Posts by jernej

    From previous answer I have understood that in case of TX6 Libreelec uses 64 bit kernel for aarch64 architecture and 32 bit userspace for running 32-bit widevine library needed fo netflix/amazon etc. Am I right?

    Yes.

    I'm curious how to use widevine with pure aarch64 kernel and system. The purpose is very simple: I want to do the same for archlinuxarm TX6 project. They released 6.1 aarch64 kernel and uboot which run quite well on Tanix TX6. The only one problem that kodi can't run widevine with "Unsupported 64-bit userspace found. User needs 32-bit userspace on arm64".

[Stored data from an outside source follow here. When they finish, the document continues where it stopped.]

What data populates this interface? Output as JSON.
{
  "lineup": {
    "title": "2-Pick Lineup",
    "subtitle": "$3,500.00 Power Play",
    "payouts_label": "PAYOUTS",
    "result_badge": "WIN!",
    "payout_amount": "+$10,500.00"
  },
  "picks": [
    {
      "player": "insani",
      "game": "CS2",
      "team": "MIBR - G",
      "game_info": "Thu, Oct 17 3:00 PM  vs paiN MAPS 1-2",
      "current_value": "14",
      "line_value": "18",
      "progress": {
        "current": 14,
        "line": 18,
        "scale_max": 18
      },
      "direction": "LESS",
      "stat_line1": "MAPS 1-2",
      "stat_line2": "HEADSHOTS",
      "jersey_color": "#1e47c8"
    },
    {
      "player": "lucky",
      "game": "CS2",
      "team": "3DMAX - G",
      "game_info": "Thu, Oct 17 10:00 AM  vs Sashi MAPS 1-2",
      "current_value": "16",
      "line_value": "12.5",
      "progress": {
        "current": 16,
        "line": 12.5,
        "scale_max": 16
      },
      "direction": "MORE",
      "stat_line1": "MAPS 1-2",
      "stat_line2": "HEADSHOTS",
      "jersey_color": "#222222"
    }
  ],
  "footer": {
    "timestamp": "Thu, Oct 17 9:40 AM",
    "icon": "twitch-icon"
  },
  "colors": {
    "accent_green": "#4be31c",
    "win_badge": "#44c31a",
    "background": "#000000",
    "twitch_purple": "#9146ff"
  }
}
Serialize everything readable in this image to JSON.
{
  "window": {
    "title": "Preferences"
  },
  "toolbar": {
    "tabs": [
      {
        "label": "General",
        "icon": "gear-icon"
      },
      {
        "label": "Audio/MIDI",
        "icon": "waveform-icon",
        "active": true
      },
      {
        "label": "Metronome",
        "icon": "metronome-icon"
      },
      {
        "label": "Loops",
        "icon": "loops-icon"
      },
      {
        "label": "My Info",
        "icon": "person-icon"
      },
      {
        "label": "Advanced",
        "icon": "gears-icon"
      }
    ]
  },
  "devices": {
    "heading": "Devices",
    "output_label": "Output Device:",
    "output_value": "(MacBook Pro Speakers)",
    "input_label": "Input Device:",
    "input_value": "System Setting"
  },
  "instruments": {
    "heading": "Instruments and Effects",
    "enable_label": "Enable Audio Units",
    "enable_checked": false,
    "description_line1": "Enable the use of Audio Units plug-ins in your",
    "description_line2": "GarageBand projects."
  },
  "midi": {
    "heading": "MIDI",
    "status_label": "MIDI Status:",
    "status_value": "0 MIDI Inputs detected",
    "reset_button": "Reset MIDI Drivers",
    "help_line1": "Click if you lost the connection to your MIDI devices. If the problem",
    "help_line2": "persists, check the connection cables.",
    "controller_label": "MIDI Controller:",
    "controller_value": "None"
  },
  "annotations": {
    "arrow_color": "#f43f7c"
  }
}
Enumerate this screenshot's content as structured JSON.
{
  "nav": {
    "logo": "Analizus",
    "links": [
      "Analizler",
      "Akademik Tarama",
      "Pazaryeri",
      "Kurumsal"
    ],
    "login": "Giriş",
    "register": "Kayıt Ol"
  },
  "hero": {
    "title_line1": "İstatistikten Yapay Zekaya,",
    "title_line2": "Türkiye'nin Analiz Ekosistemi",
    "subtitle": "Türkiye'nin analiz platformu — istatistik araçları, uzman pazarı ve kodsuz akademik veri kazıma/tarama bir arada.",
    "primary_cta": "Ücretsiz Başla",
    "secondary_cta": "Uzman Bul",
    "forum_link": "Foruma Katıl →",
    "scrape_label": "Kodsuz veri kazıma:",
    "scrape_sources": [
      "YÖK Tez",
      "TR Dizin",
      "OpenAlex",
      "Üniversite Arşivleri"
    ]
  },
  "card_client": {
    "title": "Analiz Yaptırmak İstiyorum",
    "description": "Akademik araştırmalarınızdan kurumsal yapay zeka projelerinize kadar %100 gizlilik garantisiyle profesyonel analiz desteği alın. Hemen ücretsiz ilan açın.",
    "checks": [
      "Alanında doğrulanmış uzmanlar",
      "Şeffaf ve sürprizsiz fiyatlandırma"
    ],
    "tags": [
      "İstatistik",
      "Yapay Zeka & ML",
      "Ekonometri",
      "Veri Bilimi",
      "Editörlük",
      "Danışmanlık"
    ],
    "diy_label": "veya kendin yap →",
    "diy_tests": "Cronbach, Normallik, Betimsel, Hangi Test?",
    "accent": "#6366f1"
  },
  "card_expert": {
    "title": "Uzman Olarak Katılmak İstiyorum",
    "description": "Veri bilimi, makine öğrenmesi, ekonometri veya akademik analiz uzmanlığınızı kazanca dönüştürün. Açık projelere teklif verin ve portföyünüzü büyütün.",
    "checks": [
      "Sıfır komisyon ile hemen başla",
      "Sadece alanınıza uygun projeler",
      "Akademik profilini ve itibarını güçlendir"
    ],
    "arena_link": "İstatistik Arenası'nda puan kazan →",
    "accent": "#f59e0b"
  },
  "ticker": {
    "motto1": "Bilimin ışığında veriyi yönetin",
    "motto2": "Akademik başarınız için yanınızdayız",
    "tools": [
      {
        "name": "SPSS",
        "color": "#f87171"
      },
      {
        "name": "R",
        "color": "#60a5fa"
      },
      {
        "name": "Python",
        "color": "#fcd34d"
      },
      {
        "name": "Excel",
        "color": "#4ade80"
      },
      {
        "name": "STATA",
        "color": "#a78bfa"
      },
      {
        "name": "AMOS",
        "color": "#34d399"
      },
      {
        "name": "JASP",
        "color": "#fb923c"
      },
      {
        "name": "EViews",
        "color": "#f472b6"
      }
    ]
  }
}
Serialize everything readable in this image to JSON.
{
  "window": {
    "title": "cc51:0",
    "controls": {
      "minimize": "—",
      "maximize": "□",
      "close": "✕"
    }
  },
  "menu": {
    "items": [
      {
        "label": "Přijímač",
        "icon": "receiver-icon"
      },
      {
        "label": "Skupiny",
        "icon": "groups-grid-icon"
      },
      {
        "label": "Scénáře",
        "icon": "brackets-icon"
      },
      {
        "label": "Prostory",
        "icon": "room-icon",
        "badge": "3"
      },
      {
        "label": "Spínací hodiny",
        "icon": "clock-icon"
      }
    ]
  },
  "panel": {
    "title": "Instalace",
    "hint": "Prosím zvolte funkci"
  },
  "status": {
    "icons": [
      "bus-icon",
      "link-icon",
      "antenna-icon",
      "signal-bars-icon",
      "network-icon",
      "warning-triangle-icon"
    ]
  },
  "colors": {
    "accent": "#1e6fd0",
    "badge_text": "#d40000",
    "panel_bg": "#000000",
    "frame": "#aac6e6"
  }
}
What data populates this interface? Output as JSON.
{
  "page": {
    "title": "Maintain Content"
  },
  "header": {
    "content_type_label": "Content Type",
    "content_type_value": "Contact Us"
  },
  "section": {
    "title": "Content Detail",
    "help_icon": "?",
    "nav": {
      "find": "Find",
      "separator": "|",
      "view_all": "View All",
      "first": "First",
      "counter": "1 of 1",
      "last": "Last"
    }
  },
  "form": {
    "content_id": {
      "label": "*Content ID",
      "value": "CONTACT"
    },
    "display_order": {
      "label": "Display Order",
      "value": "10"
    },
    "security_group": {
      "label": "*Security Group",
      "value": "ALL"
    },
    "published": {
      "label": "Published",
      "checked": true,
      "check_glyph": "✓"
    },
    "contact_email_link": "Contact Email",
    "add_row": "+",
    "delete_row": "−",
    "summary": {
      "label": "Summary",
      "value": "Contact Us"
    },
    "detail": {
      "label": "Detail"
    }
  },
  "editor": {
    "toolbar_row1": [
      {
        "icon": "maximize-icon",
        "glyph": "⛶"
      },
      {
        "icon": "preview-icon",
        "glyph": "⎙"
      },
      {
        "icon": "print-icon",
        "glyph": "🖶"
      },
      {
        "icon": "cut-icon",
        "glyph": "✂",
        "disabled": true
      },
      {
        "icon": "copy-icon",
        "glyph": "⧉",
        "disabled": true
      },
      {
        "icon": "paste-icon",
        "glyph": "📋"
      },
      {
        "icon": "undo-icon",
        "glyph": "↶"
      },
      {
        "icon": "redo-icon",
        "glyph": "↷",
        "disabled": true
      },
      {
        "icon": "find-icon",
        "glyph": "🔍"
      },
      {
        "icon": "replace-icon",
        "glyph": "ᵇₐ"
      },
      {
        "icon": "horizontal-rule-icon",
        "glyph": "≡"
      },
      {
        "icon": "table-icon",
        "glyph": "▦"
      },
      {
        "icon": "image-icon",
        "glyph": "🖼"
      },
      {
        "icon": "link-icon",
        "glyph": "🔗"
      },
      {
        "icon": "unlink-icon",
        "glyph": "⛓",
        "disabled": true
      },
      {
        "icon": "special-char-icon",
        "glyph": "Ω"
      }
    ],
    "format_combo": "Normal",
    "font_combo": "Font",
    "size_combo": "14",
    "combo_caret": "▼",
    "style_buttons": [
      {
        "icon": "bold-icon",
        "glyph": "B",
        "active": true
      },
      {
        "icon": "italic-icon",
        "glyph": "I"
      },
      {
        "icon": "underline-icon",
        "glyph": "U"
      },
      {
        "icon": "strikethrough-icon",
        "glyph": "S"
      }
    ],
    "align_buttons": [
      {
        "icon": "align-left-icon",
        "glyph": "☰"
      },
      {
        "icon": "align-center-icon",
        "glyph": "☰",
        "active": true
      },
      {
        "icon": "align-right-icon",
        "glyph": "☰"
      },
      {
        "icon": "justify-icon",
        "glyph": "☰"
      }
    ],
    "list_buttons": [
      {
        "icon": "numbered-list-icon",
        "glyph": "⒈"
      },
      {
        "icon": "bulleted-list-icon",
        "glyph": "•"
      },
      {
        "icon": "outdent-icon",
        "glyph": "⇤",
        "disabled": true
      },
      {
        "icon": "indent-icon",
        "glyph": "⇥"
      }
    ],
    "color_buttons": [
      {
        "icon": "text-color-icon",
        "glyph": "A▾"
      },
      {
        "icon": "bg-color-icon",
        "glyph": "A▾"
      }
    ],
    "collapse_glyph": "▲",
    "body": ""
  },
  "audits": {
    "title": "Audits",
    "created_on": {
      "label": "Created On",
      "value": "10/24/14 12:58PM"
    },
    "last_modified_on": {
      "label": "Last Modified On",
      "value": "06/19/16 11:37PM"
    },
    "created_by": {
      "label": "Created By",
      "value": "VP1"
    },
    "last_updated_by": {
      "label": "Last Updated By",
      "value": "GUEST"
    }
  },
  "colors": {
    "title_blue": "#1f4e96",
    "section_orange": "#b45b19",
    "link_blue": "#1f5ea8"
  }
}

    You can't use 32-bit widevine with pure 64-bit system. You would need to build or install 32-bit Kodi and all needed libraries by Kodi and their dependencies and so on, down to glibc. So in short, you would have 32-bit system along 64-bit one. Under Linux, you can't mix 32-bit and 64-bit apps and libraries. Same thing is true on x86.

    Not sure what you want to know. It's only difference of building LE with PROJECT=Allwinner ARCH=arm DEVICE=H6 UBOOT_SYSTEM=tanix-tx6 make image for 32-bit and PROJECT=Allwinner ARCH=aarch64 DEVICE=H6 UBOOT_SYSTEM=tanix-tx6 make image for 64-bit. This only changes compiler and adjust compiler flags, so 32-bit compiler is used instead of 64-bit.

    tested latest LibreELEC-H6.arm-11.0-nightly-20221203-164bd92-beelink-gs1.img.gz, still unable to boot, same error.

    Sorry for late response, but obviously I took some time off LE. I'll surely work on this issue before stable is released.

    Is openvfd module included in kernel for Tanix TX6 in development release?

    No, but I2C bus is exposed and you can write script to drive display. I have some python script example, but it wasn't tested on LE. I can provide it to you as example, if you want.

    Do the nightly images for the H6 include phy ethernet driver support for the Orange Pi 3 LTS?

    No.

    How it can be possible? What mechanism or tricks do you use?

    Simple. While kernel is really 64-bit, userspace in 32-bit. In fact, widevine is the only reason why we release all ARM images with 32-bit userspace.

    Orange Pi 3 LTS

    While I have it on my desk, I didn't add support for it just yet in LE. It needs Ethernet PHY driver and wifi is totally unsupported by mainline Linux. I plan to add PHY driver, but no for wifi.

    H6 (SoC on OPi 3 LTS) has solid support in LE. Missing features are analog audio output (I have wip driver for that, but no time to fix minor issues) and 10-bit display pipeline. This means that 10-bit HEVC videos are correctly decoded but they are displayed as 8-bit, so some banding can be visible in HDR output.

    offbeat can you check board version? Test on 1.0 didn't show any issues. From what I've been told, there is also 2.0.

    Regarding network issue - It seems that other dwmac based drivers also experience it based on quick google search, but that doesn't necessarily mean that the issue is in common code.

    While there is kernel bugzilla, I'm not sure how much is used by netdev people. ML is still best way to go.

    Use something that is already supported by Linux kernel, e.g. without out-of-tree drivers. Integrated wifi and both of your USB devices are Realtek based. Sad thing is that only a handful of Realtek wifi adapters are supported by upstream Linux kernel and yours are not among them. Before you ask, we don't accept out of tree wifi drivers anymore and we are reducing number of existing ones. It's not worth the hassle.

    There are many wifi related topics on this forum, use search.

    Sorry to say, but I went over H6 DDR3 driver so many times that I don't think I can find any important difference between mainline and vendor driver anymore. Actually, there is one pretty big difference in code for checking bus width and rank, but code based on vendor driver was unreliable. Once that was fixed, most H6 DRAM issues have gone away. You can try getting additional output with adding #define DEBUG 1 at the very top (before includes) of H6 DRAM driver in U-Boot and look for additional info. You can also test older versions of U-Boot, but that's most I can help you with.

    And Kodi upscaling seems to take literally no effort on the CPU/GPU.i

    That's true when using DRMPRIME rendering, which is default for all boards except Generic (I think). DRMPRIME renderer uses DRM planes for video rendering, which are implemented via dedicated HW blocks inside display pipeline. So this is basically the third option, which is actually more common than GPU scaling on ARM boards and most efficient too. Usually there is little to no scaling options in HW, so quality is what it is.